In the near future, it is probable that next generation sequencing (NGS) could be included to the routine.14–16 Applied microbiological studies have been focus on correlation between phenotypical features and whole-genome sequencing, and gut microbiome. Whole-genome sequencing of H. pylori would allow to identify all possible resistance mutations associated to therapeutic failure, characterize the virulence of the strain and its possible clinical outcome, and to perform molecular epidemiological studies. So far, the main drawback is that we need large amount of DNA which has to be obtained from culture H. pylori isolates or gastric biopsy specimens. Another limitation is the cost of NGS but it has consistently decreased over the last years.

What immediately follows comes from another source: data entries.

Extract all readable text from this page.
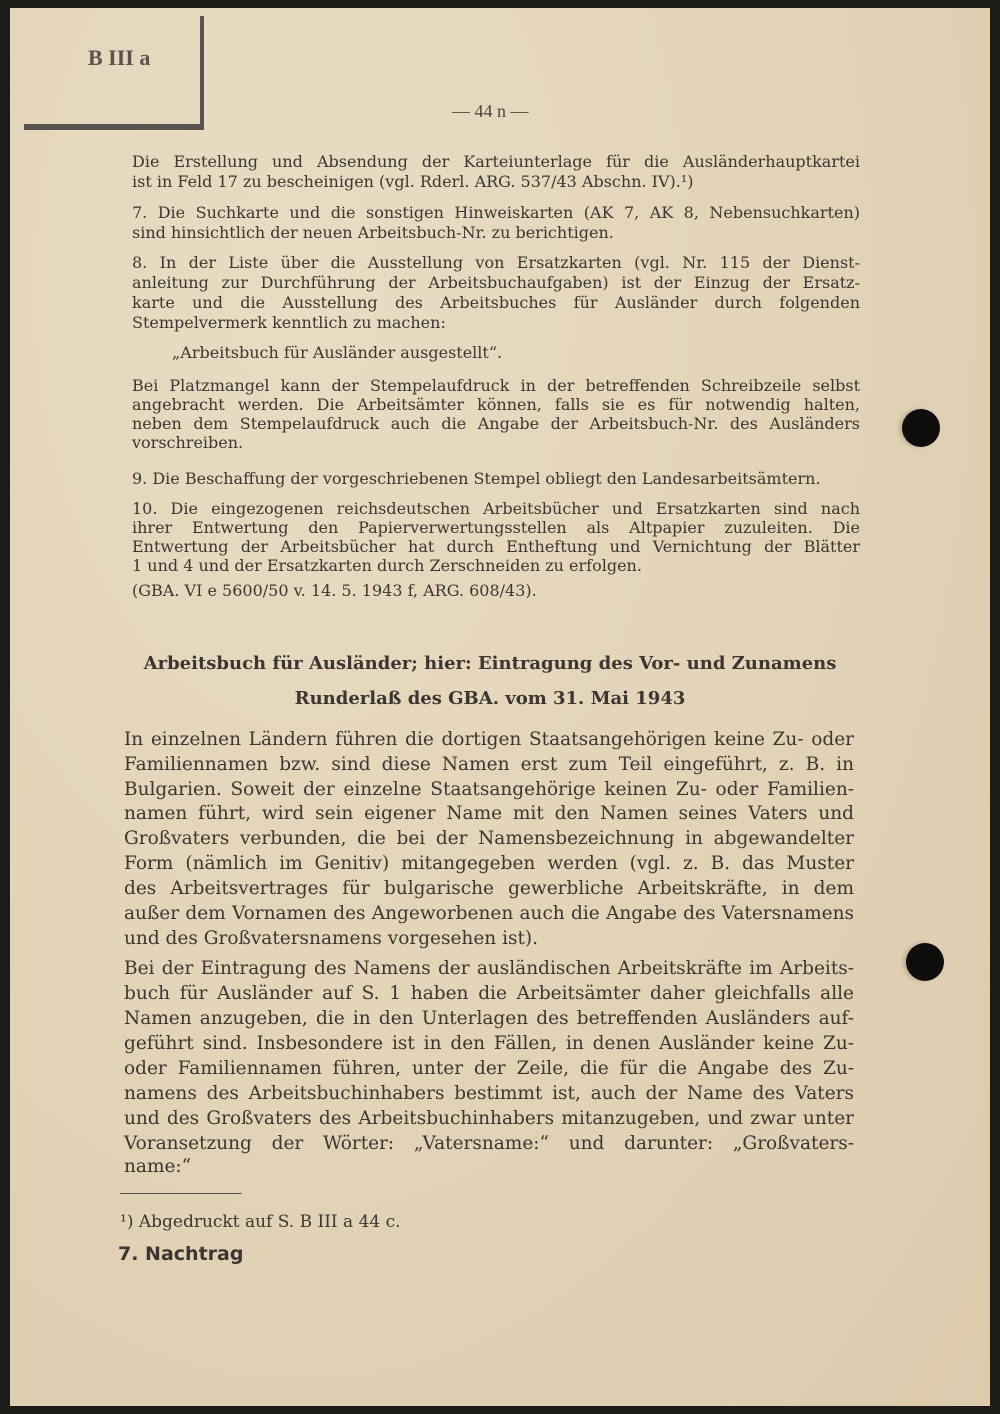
B III a
— 44 n —
Die Erstellung und Absendung der Karteiunterlage für die Ausländerhauptkartei
ist in Feld 17 zu bescheinigen (vgl. Rderl. ARG. 537/43 Abschn. IV).¹)
7. Die Suchkarte und die sonstigen Hinweiskarten (AK 7, AK 8, Nebensuchkarten)
sind hinsichtlich der neuen Arbeitsbuch-Nr. zu berichtigen.
8. In der Liste über die Ausstellung von Ersatzkarten (vgl. Nr. 115 der Dienst-
anleitung zur Durchführung der Arbeitsbuchaufgaben) ist der Einzug der Ersatz-
karte und die Ausstellung des Arbeitsbuches für Ausländer durch folgenden
Stempelvermerk kenntlich zu machen:
Bei Platzmangel kann der Stempelaufdruck in der betreffenden Schreibzeile selbst
angebracht werden. Die Arbeitsämter können, falls sie es für notwendig halten,
neben dem Stempelaufdruck auch die Angabe der Arbeitsbuch-Nr. des Ausländers
vorschreiben.
9. Die Beschaffung der vorgeschriebenen Stempel obliegt den Landesarbeitsämtern.
10. Die eingezogenen reichsdeutschen Arbeitsbücher und Ersatzkarten sind nach
ihrer Entwertung den Papierverwertungsstellen als Altpapier zuzuleiten. Die
Entwertung der Arbeitsbücher hat durch Entheftung und Vernichtung der Blätter
1 und 4 und der Ersatzkarten durch Zerschneiden zu erfolgen.
In einzelnen Ländern führen die dortigen Staatsangehörigen keine Zu- oder
Familiennamen bzw. sind diese Namen erst zum Teil eingeführt, z. B. in
Bulgarien. Soweit der einzelne Staatsangehörige keinen Zu- oder Familien-
namen führt, wird sein eigener Name mit den Namen seines Vaters und
Großvaters verbunden, die bei der Namensbezeichnung in abgewandelter
Form (nämlich im Genitiv) mitangegeben werden (vgl. z. B. das Muster
des Arbeitsvertrages für bulgarische gewerbliche Arbeitskräfte, in dem
außer dem Vornamen des Angeworbenen auch die Angabe des Vatersnamens
und des Großvatersnamens vorgesehen ist).
Bei der Eintragung des Namens der ausländischen Arbeitskräfte im Arbeits-
buch für Ausländer auf S. 1 haben die Arbeitsämter daher gleichfalls alle
Namen anzugeben, die in den Unterlagen des betreffenden Ausländers auf-
geführt sind. Insbesondere ist in den Fällen, in denen Ausländer keine Zu-
oder Familiennamen führen, unter der Zeile, die für die Angabe des Zu-
namens des Arbeitsbuchinhabers bestimmt ist, auch der Name des Vaters
und des Großvaters des Arbeitsbuchinhabers mitanzugeben, und zwar unter
Voransetzung der Wörter: „Vatersname:“ und darunter: „Großvaters-
name:“
„Arbeitsbuch für Ausländer ausgestellt“.
(GBA. VI e 5600/50 v. 14. 5. 1943 f, ARG. 608/43).
Arbeitsbuch für Ausländer; hier: Eintragung des Vor- und Zunamens
Runderlaß des GBA. vom 31. Mai 1943
¹) Abgedruckt auf S. B III a 44 c.
7. Nachtrag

NGS has also revolutionized our knowledge of the gut microbiota. Undoubtedly, the gut microbiome has emerged as an essential player in both the healthy and diseased stomach. Furthermore, gut microbiota also influences the entire gastrointestinal tract health status. In recent years, many studies have investigated the relationship between altered microbiome with H. pylori and gastric cancer. Two large studies have shown that gastric microbiota in gastric cancer is distinct from that of patients with chronic gastritis. These findings suggest the potential involvement of microbes other than H. pylori in gastric carcinogenesis. Future prospective cohort studies will determinate their role in the coming years.17,18 In addition, the complex interplay between microbiome and host remains to be fully elucidated.19 For example, the effect of H. pylori eradication on the gut microbiota is controversial as long as the role of probiotics and prebiotics.20 All these exciting questions will broaden the field of Clinical Microbiology in a next future.

Conflict of interest

The authors have no conflict of interest.